Formation of Anisotropic Polarons in Antimony Selenide

TL;DR

This study uses advanced pump-probe techniques to observe the formation of anisotropic polarons in Sb2Se3, revealing structural dynamics that influence its optoelectronic properties and carrier trapping mechanisms.

Contribution

It provides direct structural evidence of polaron formation and dynamics in Sb2Se3, a key step in understanding its optoelectronic behavior.

Findings

Opposite separation changes of Se2-Sb2 and Sb2-Sb1 atom pairs within a few picoseconds.

Intermediate structural distortions last several tens of picoseconds and relate to carrier trapping.

Formation of large, anisotropic polarons confirmed by atomic displacement analysis.

Abstract

Antimony Selenide (Sb$_2$Se$_3$) is an attractive candidate of photovoltaics with not yet satisfying efficiency.
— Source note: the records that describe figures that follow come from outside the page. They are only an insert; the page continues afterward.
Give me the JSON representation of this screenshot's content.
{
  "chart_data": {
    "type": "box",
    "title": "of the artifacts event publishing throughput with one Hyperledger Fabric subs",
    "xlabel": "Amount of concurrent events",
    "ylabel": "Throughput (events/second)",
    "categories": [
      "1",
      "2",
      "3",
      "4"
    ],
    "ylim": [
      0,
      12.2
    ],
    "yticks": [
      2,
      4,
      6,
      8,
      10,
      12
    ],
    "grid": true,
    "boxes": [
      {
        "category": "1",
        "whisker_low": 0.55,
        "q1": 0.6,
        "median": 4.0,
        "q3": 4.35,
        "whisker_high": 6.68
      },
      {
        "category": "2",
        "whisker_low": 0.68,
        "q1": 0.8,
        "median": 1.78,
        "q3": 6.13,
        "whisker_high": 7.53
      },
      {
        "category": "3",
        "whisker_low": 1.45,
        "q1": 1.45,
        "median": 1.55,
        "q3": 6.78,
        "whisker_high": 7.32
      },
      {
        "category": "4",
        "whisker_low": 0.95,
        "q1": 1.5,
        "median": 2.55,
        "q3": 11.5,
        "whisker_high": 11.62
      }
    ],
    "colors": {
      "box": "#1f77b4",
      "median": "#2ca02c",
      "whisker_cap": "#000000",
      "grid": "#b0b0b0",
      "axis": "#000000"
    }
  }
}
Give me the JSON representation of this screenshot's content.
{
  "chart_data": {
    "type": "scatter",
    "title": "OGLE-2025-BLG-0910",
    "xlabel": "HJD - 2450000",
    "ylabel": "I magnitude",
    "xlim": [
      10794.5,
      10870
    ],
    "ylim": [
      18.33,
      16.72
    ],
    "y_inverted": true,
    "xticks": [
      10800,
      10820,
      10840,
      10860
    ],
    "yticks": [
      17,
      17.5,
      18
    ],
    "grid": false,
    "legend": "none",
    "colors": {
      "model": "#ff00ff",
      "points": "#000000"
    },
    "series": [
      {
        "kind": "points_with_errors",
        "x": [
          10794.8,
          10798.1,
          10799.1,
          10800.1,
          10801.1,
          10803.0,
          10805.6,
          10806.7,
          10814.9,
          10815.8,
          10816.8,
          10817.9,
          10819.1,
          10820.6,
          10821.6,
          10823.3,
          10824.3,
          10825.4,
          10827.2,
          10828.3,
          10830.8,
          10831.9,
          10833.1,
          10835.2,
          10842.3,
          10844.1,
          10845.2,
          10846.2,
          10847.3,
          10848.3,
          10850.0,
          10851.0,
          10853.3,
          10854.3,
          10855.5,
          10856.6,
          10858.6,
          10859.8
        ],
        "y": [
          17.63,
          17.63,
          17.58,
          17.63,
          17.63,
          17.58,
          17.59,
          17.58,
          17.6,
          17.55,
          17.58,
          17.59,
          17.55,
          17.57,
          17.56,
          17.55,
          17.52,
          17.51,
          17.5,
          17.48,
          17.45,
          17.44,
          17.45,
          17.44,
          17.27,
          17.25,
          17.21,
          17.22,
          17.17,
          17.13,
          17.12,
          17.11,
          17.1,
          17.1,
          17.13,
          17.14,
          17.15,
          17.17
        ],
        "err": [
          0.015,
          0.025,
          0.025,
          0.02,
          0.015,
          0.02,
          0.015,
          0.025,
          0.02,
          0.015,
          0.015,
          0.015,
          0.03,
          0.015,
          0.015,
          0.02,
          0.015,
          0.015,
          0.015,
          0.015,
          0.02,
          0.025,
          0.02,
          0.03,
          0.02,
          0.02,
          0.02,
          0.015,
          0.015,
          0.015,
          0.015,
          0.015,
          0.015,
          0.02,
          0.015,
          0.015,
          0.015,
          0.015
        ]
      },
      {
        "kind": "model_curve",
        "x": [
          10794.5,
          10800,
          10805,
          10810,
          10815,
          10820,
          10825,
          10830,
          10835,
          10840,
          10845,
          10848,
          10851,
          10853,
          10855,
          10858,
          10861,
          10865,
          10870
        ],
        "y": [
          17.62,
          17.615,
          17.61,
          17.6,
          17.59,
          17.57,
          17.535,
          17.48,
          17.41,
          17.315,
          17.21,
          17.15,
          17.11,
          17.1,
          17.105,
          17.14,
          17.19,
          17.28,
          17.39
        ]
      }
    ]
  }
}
Beside defects, polaron formation originated from lattice distortion was proposed to account for trapping free carriers, and the subsequent photoexcitation dynamics and optoelectronic properties, but such a mechanism is still lack of structural observations. Here we directly track the pathways of carrier and lattice evolutions after photoexcitation through optical and electron diffraction pump-probe methods, revealing the temporal correlations between dynamics of both degrees of freedom. The observed opposite separation changes of Se2-Sb2 and Sb2-Sb1 atom pairs in a few picoseconds, and the intermediate state induced by local structural distortions lasting several tens of picoseconds, coinciding with the optical phonons population and coupling, and the trapping process of carriers, respectively, together with the analyses of modulation on diffuse scattering by the atomic displacement fields of polaron model, indicate the formation of anisotropic polarons with large size. Our findings provide carrier and structural information for helping the elucidation of polaron scenario in Sb2Se3, and probably in materials with anisotropic structure and soft lattice which are popular in developing novel optoelectronics.